Tetapi, lanjut Prof Imam, metode seperti ini belum dikembangkan dan cenderung kurang sesuai karena keterbatasan lahan petani. “Karena itu, saya mencoba menyusun model rekayasa ekosistem yang sesuai dengam petani di Indonesia. Konsep dasarnya adalah membuat ekosistem lanskap pertanian yang sesuai dengan serangga penyerbuk. Karena bentang lahan, maka tidak hanya pada lahan pertanian tetapi menyangkut kawasan pertanian seperti batasan lahan, tepian jalan, batasan hutan, pekarangan dan hutan rakyat,” katanya.
menarik dibaca : Begini Pesan Konservasi dari Lereng Timur Gunung Slamet
Dia mengatakan di lereng Gunung Slamet wilayah timur, misalnya, ditemukan 37 spesies tumbuhan liar berbunga dan 24 di antaranya dikunjungi serangga penyerbuk. Ada empat jenis yang menjadi incaran lebih dari satu serangga.
“Kemudian keempat jenis tanaman liar itu ditanam di sekitar areal tanaman pokok seperti kacang panjang, buncis, tomat, cabai dan stroberi. Dari penambahan 15% empat spesies tumbuhan liar tersebut, mampu meningkatkan keragaman dan jumlah serangga penyerbuk.”

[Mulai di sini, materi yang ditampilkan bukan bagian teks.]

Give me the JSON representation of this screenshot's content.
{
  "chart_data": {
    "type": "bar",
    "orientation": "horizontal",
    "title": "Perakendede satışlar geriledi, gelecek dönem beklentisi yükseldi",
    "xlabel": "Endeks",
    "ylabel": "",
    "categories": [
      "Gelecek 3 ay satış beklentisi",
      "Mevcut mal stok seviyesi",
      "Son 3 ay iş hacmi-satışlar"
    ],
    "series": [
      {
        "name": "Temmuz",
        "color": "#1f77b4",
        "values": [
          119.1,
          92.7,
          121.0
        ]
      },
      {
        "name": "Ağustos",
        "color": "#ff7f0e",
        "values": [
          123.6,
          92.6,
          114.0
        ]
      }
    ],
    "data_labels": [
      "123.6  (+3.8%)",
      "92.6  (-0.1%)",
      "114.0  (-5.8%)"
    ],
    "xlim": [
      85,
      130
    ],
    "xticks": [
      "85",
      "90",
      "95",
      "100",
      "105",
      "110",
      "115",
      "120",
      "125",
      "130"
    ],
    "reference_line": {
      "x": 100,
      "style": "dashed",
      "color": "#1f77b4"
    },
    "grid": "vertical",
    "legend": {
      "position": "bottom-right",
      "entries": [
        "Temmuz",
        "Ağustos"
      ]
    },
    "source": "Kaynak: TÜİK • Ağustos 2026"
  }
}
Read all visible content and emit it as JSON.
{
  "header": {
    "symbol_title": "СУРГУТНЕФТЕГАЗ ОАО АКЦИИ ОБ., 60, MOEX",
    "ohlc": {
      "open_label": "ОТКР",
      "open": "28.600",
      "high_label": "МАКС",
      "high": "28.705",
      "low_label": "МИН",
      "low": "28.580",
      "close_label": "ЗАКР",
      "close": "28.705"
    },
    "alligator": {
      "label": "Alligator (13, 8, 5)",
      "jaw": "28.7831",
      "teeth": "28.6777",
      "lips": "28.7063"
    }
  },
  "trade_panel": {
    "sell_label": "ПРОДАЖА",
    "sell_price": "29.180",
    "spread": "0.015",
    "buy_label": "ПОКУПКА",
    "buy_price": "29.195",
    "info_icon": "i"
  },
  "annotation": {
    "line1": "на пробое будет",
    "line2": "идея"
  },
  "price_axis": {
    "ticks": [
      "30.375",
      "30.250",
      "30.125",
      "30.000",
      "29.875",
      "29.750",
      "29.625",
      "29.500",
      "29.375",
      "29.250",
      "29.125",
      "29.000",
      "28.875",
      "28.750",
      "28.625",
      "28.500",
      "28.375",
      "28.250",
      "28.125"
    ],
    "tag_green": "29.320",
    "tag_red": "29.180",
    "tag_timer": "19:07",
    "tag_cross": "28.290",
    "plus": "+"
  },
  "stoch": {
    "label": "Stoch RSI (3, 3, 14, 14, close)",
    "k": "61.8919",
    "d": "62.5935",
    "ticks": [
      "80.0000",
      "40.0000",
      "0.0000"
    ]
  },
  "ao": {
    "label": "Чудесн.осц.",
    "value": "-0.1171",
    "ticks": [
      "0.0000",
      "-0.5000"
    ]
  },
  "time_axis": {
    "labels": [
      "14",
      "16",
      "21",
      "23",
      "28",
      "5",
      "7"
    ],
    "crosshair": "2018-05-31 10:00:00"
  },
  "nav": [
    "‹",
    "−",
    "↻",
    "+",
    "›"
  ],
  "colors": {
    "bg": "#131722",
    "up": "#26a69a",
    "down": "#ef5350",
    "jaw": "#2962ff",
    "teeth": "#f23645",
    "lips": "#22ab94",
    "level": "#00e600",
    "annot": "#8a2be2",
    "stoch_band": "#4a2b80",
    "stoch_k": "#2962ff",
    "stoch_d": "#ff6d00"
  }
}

Tak hanya itu, hutan pinus mampu mendukung keragaman dan populasi serangga penyerbuk bagi tanaman tomat, cabai dan storberi. Habitat lainnya yang penting adalah hutan rakyat. Jadi, banyaknya tumbuhan liar berbunga berbanding lurus dengan keragaman jenis serangga penyerbuk.
“Di sinilah peran penting petani dan dinas pertanian. Sebab, rekayasa ekosistem iti tidak akan berhasil kalau hanya dilakukan sendiri. Sehingga dibutuhkan kesadaran bersama. Di sisi lain, saya melihat kalau petani mengganggap kalau seluruh serangga adalah hama sehingga penggunaan insektisida dilakukan secara intensif. Padahal tidak demikian,” ujar Prof Imam.
Model rekayasa ekosistem yang dilaksanakan saat sekaranga adalah dengan membiarkan batasan lahan dan tepian jalan untuk ditumbuhi tumbuhan liar berbunga. Selain itu, bisa menyediakan lahan untuk tumbuhan liar berbunga dengan tidak melakukan penyemprotan herbisida di luar areal pertanian. “Layanan jasa ekosistem penyerbukan serangga merupakan kunci keberhasilan produksi dan mutu buah pada tanaman pertanian,” tandasnya.